Tourism Boom (20th Century)
No event has changed Mallorca more than the tourist revolution of the second half of the 20th century. In a few decades, the impoverished farming and fishing island transformed into Europe's most visited travel destination.
The Beginnings (1900–1950)
As early as the beginning of the 20th century, the first wealthy travelers — painters, writers, aristocrats — arrived. The Grand Hotel in Palma (1903, now CaixaForum) and the Hotel Formentor (1929) were pioneers of upscale tourism. But the masses were missing: there was no airport, no modern roads, hardly any hotels.
The Boom (1950s–1970s)
Everything changed with the Son Sant Joan Airport (opened in 1960, but already used for charter flights in the 1950s) and the targeted promotion of mass tourism by the Franco regime. Spain needed foreign currency, and Mallorca delivered it. In breathtaking speed, bed castles were built at Playa de Palma, in Magaluf, Can Picafort, Cala Millor, and dozens of other places, accommodating hundreds of thousands of budget-conscious package tourists.

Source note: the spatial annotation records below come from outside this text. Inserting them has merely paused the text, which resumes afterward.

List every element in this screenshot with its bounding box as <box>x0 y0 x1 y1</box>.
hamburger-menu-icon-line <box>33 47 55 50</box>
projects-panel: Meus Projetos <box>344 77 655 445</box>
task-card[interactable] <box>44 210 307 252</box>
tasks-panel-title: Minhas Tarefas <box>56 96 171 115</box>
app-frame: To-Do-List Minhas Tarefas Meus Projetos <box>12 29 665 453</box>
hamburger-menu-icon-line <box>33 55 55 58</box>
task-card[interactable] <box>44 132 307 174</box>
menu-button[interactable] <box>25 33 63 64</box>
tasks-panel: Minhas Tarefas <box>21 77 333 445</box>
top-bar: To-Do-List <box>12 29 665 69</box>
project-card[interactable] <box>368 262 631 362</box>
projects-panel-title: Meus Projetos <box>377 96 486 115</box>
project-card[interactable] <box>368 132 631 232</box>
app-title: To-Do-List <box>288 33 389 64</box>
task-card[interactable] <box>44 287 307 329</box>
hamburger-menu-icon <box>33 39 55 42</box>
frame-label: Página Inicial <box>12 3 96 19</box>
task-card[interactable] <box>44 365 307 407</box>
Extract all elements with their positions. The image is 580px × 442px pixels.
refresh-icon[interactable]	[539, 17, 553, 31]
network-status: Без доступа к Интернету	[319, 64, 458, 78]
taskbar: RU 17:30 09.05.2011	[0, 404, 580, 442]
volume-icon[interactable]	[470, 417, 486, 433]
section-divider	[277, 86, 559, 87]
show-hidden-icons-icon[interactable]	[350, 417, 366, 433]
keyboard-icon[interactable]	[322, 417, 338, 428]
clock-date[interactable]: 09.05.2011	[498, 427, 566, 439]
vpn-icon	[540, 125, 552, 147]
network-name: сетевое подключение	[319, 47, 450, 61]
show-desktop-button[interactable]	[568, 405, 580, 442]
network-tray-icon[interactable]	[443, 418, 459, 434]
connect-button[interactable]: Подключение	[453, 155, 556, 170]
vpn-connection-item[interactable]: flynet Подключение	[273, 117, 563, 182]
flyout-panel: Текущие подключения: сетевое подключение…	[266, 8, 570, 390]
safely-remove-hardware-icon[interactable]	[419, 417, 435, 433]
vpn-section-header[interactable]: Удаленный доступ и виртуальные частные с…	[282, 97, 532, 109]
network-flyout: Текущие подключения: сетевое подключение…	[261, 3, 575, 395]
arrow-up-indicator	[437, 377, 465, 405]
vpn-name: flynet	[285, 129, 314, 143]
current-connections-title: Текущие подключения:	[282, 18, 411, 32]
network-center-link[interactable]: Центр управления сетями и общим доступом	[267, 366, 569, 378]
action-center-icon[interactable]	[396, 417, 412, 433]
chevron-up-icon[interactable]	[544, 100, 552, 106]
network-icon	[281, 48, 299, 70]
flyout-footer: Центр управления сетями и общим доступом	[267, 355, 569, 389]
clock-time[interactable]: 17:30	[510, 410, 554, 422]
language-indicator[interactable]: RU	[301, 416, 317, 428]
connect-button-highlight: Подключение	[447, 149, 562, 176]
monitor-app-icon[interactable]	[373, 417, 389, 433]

The numbers tell the story: In 1950, about 100,000 tourists came to Mallorca annually. By 1970, it was already 3 million. Today, it is over 14 million — with a population of around 920,000.
The Ballermann Phenomenon
From the 1970s, a unique German-Mallorcan party culture developed at Playa de Palma, especially around beach bar No. 6 (the legendary "Ballermann 6"). The Bierkönig, the Megapark (closed in 2023), pop singers like Jürgen Drews or Mickie Krause — for many Germans, this IS Mallorca. For the Mallorcans, it was and is an ambivalent phenomenon: on the one hand, a source of income, on the other hand, an image problem.
The transformation went far beyond party tourism: Fishing villages became holiday resorts, agricultural land became golf courses, traditional fincas became holiday apartments. The infrastructure — roads, sewage plants, hospitals — had to be expanded for millions instead of hundreds of thousands in just a few decades.
Achtung
The days of unrestrained party tourism at Playa de Palma are over: Since 2020, strict rules apply — all-you-can-drink offers are banned, drinking on the street is fined up to 3,000 €, noise regulations are enforced.